II. Methods for In Vitro Cytotoxicity Assessment A. Student Responsibilities. Using “high-throughput” techniques, the student will be responsible for growing the nontransformed fibroblast cell line, exposing the cells to various extract preparations, and comparing the cytotoxic potential of the extracts to a standard cytotoxic agent (vinblastine). If certain extracts are found to exert significant cytotoxic activity, then further tests will compare the cytotoxicity profile (e.g. LD50) with that of the cytotoxic activity in MCF-7 breast cancer cells.
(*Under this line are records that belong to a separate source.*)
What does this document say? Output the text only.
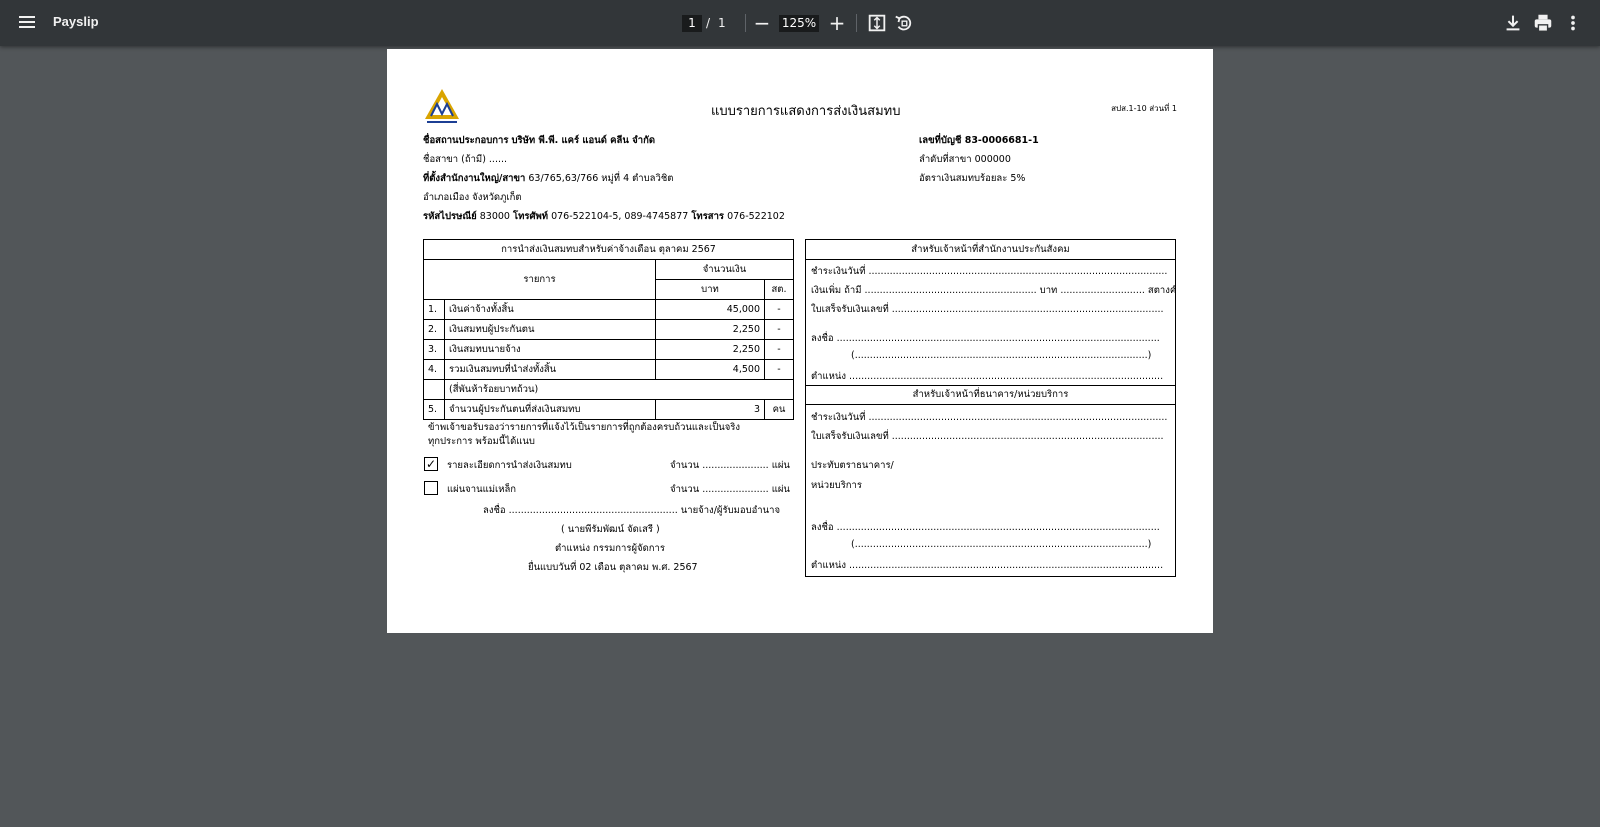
Payslip	1 / 1 − 125% +
แบบรายการแสดงการส่งเงินสมทบ	สปส.1-10 ส่วนที่ 1
ชื่อสถานประกอบการ บริษัท พี.พี. แคร์ แอนด์ คลีน จำกัด
ชื่อสาขา (ถ้ามี) ......
ที่ตั้งสำนักงานใหญ่/สาขา 63/765,63/766 หมู่ที่ 4 ตำบลวิชิต
อำเภอเมือง จังหวัดภูเก็ต
รหัสไปรษณีย์ 83000 โทรศัพท์ 076-522104-5, 089-4745877 โทรสาร 076-522102
เลขที่บัญชี 83-0006681-1
ลำดับที่สาขา 000000
อัตราเงินสมทบร้อยละ 5%
การนำส่งเงินสมทบสำหรับค่าจ้างเดือน ตุลาคม 2567			
รายการ		จำนวนเงิน	
		บาท	สต.
1.	เงินค่าจ้างทั้งสิ้น	45,000	-
2.	เงินสมทบผู้ประกันตน	2,250	-
3.	เงินสมทบนายจ้าง	2,250	-
4.	รวมเงินสมทบที่นำส่งทั้งสิ้น	4,500	-
	(สี่พันห้าร้อยบาทถ้วน)		
5.	จำนวนผู้ประกันตนที่ส่งเงินสมทบ	3	คน
ข้าพเจ้าขอรับรองว่ารายการที่แจ้งไว้เป็นรายการที่ถูกต้องครบถ้วนและเป็นจริง
ทุกประการ พร้อมนี้ได้แนบ
✓ รายละเอียดการนำส่งเงินสมทบ	จำนวน ...................... แผ่น
แผ่นจานแม่เหล็ก	จำนวน ...................... แผ่น
ลงชื่อ ........................................................ นายจ้าง/ผู้รับมอบอำนาจ
( นายพีรัมพัฒน์ จัดเสรี )
ตำแหน่ง กรรมการผู้จัดการ
ยื่นแบบวันที่ 02 เดือน ตุลาคม พ.ศ. 2567
สำหรับเจ้าหน้าที่สำนักงานประกันสังคม
ชำระเงินวันที่ ...................................................................................................
เงินเพิ่ม ถ้ามี ......................................................... บาท ............................ สตางค์
ใบเสร็จรับเงินเลขที่ ..........................................................................................
ลงชื่อ ...........................................................................................................
(.................................................................................................)
ตำแหน่ง ........................................................................................................
สำหรับเจ้าหน้าที่ธนาคาร/หน่วยบริการ
ชำระเงินวันที่ ...................................................................................................
ใบเสร็จรับเงินเลขที่ ..........................................................................................
ประทับตราธนาคาร/
หน่วยบริการ
ลงชื่อ ...........................................................................................................
(.................................................................................................)
ตำแหน่ง ........................................................................................................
The student will present their research findings at a local, regional, and/or national scientific meeting. B. Cell Line. Cardiac fibroblasts were obtained in our laboratory through primary isolation from adult rat myocardium. The cells grow well in Minimum Essential Medium (Eagle’s Modification) supplemented with 10% fetal calf serum (FCS) up through passage 2. These cells are currently stored in liquid nitrogen in our laboratory. The cancer cell line (MCF-7 breast cancer) was obtained from the American Type Culture Collection (ATCC). The MCF-7 cell line is grown in Minimum Essential Medium (Eagle’s Modification) supplemented with 10% fetal calf serum (FCS) and appropriate antibiotics (penicillin G, streptomycin, and amphotericin B) to prevent contamination. The cell line is stored in liquid nitrogen and thawed prior to use. Then the cells are grown to near confluency (~70-80%), harvested from the tissue culture flasks with trypsin-EDTA and reseeded at a split ratio of 1:3 in the experimental substrate (multi-well tissue culture plates). Cells require “refeeding” every 2-3 days until experimentation. Once the cells reach near confluency, they will be utilized for cytotoxicity testing. C. Cytotoxicity Testing.
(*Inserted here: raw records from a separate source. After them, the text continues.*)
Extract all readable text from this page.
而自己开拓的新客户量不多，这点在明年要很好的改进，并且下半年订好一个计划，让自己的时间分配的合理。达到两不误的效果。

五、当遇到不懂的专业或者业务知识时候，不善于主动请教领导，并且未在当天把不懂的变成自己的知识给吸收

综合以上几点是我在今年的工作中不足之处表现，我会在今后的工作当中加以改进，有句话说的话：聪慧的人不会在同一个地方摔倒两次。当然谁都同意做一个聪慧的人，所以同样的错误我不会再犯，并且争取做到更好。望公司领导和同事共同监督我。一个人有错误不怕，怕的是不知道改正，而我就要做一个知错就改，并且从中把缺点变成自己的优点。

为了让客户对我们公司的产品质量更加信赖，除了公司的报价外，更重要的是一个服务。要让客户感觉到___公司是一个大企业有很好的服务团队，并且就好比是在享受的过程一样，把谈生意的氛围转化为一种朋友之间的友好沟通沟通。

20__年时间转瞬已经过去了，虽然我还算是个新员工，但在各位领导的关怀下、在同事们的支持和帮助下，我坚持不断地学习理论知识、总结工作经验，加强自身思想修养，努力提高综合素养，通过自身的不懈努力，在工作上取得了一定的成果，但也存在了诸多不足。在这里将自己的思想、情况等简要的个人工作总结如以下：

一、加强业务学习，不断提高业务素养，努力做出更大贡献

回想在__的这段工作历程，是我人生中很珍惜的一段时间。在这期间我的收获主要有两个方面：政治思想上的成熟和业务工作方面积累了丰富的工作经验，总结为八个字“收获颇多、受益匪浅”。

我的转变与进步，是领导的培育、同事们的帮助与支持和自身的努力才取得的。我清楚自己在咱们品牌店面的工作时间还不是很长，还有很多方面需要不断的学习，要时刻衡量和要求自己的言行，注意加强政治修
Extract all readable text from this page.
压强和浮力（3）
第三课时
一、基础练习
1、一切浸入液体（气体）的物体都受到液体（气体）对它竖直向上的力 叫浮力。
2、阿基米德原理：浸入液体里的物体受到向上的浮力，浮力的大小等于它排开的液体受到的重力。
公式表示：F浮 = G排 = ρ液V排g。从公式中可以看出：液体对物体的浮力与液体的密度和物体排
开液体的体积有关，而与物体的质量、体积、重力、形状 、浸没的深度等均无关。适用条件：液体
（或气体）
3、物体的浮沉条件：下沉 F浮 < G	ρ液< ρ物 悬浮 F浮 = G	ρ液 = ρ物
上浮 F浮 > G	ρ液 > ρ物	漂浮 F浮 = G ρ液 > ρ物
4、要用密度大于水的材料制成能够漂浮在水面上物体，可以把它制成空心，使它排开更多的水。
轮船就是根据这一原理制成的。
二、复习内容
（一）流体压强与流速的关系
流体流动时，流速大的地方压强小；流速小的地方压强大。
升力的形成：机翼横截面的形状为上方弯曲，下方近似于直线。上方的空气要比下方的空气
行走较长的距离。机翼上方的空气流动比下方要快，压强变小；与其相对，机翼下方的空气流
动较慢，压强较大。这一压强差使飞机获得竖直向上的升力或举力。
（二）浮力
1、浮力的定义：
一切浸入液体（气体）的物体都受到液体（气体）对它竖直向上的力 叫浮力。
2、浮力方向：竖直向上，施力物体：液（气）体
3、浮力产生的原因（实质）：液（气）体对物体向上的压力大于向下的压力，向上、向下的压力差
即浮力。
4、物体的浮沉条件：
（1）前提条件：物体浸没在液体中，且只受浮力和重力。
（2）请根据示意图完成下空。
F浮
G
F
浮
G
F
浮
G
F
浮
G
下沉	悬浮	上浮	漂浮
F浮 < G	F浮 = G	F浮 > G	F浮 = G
PI Cytotoxicity Test. Propidium iodide is excluded from cells with intact cell membranes; however, when the membrane is damaged, PI enters the cell and stains nucleic acids. An increase in fluorescence staining indicates increased plasma membrane damage. Quantitative measurement of propidium iodide (PI) uptake in cell lines exposed to various extracts or vinblastine will be performed. A BioTek FL500 fluorescence multi-plate reader is used with excitation wavelength set at 520 nm (25 nm half bandwidth) and emission intensity monitored at wavelength 645 nm (40 nm half bandwidth). Total cellular PI uptake will be determined in cultures that are lysed (observed by phase contrast microscopy) by addition of Triton X 100 to a final concentration of 0.2% (v/v). Uptake of PI (cell death) will be expressed as a percent of total cellular PI uptake.
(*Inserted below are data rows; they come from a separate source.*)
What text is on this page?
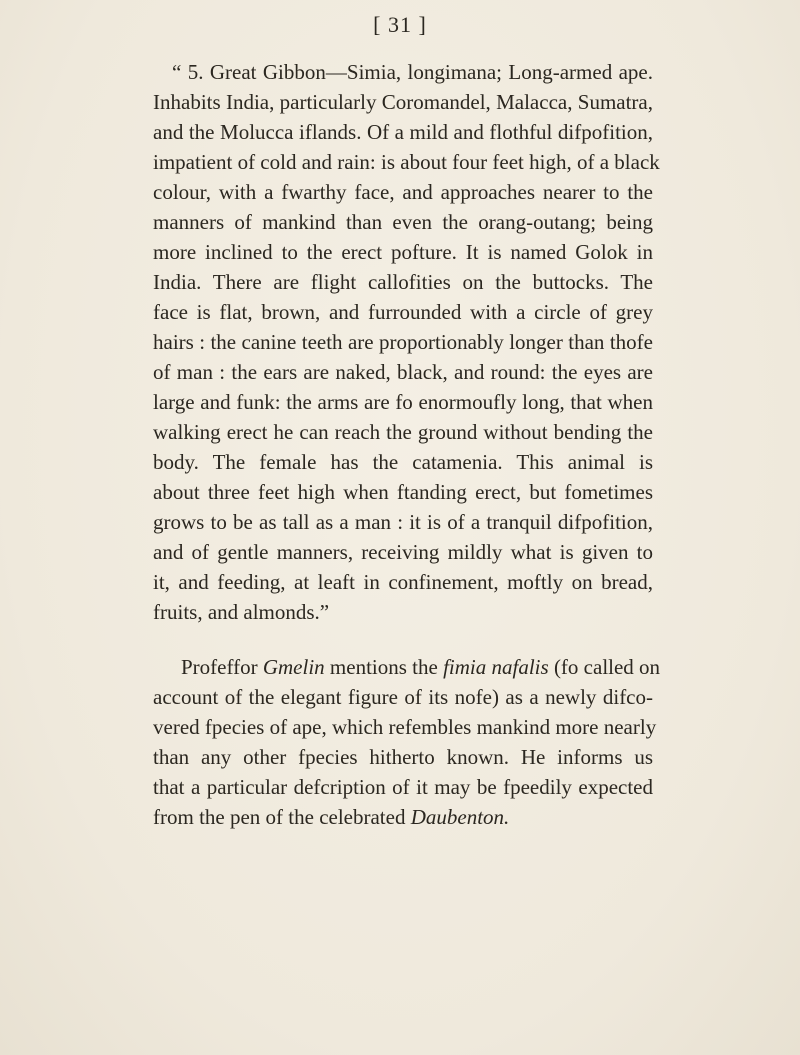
[ 31 ]
“ 5. Great Gibbon—Simia, longimana; Long-armed ape.
Inhabits India, particularly Coromandel, Malacca, Sumatra,
and the Molucca iflands. Of a mild and flothful difpofition,
impatient of cold and rain: is about four feet high, of a black
colour, with a fwarthy face, and approaches nearer to the
manners of mankind than even the orang-outang; being
more inclined to the erect pofture. It is named Golok in
India. There are flight callofities on the buttocks. The
face is flat, brown, and furrounded with a circle of grey
hairs : the canine teeth are proportionably longer than thofe
of man : the ears are naked, black, and round: the eyes are
large and funk: the arms are fo enormoufly long, that when
walking erect he can reach the ground without bending the
body. The female has the catamenia. This animal is
about three feet high when ftanding erect, but fometimes
grows to be as tall as a man : it is of a tranquil difpofition,
and of gentle manners, receiving mildly what is given to
it, and feeding, at leaft in confinement, moftly on bread,
fruits, and almonds.”
Profeffor Gmelin mentions the fimia nafalis (fo called on
account of the elegant figure of its nofe) as a newly difco-
vered fpecies of ape, which refembles mankind more nearly
than any other fpecies hitherto known. He informs us
that a particular defcription of it may be fpeedily expected
from the pen of the celebrated Daubenton.
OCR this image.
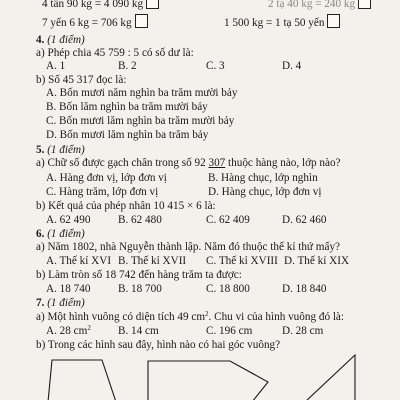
4 tấn 90 kg = 4 090 kg	2 tạ 40 kg = 240 kg
7 yến 6 kg = 706 kg	1 500 kg = 1 tạ 50 yến
4. (1 điểm)
a) Phép chia 45 759 : 5 có số dư là:
A. 1	B. 2	C. 3	D. 4
b) Số 45 317 đọc là:
A. Bốn mươi năm nghìn ba trăm mười bảy
B. Bốn lăm nghìn ba trăm mười bảy
C. Bốn mươi lăm nghìn ba trăm mười bảy
D. Bốn mươi lăm nghìn ba trăm bảy
5. (1 điểm)
a) Chữ số được gạch chân trong số 92 307 thuộc hàng nào, lớp nào?
A. Hàng đơn vị, lớp đơn vị	B. Hàng chục, lớp nghìn
C. Hàng trăm, lớp đơn vị	D. Hàng chục, lớp đơn vị
b) Kết quả của phép nhân 10 415 × 6 là:
A. 62 490 B. 62 480	C. 62 409	D. 62 460
6. (1 điểm)
a) Năm 1802, nhà Nguyễn thành lập. Năm đó thuộc thế kỉ thứ mấy?
A. Thế kỉ XVI B. Thế kỉ XVII C. Thế kỉ XVIII D. Thế kỉ XIX
b) Làm tròn số 18 742 đến hàng trăm ta được:
A. 18 740 B. 18 700	C. 18 800	D. 18 840
7. (1 điểm)
a) Một hình vuông có diện tích 49 $cm^2$. Chu vi của hình vuông đó là:
A. 28 $cm^2$ B. 14 cm	C. 196 cm	D. 28 cm
b) Trong các hình sau đây, hình nào có hai góc vuông?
MTT Viability Test. Conversion of MTT (3-(4,5-dimethylthiazol-2-yl)-2,5-diphenyltetrazolium bromide; a yellow water-soluble tetrazolium dye) to MTT formazan (a blue water-insoluble enzymatic product) will be measured to determine cell viability. Viable cells with active mitochondria (and consequently, active mitochondrial dehydrogenases) reduce MTT to MTT formazan, and MTT formazan production is directly proportional to cell viability. Following extract or vinblastine exposure, MTT (0.5 mg/mL) will be added and the cells allowed to incubate for 3 hr. Following incubation, MTT formazan will be extracted with 1.0 N HCl in isopropyl alcohol (1:24). A Packard SpectraCount microplate reader will be used to determine MTT formazan production by measuring absorbance at 550 nm. MTT formazan production (cell viability) will be expressed as a percent of control cells. D. Laboratory Safety. Although the cell lines have been tested by ATCC and are negative for HIV and Hepatitis B, there is a high likelihood that the cell lines would test positive for CMV. In either case, the MCF-7 and PC-3 cell lines are of human origin and thus will be handled as if they are HIV, Hepatitis B, and CMV positive. In addition, the student will be working with a known cytotoxic agent (vinblastine), potential mutagen/carcinogen (propidium iodide), and unknown cytotoxic potential of compounds present in the extracts. The student will be educated and trained for appropriate handling, use, and disposal of all cell lines and chemicals.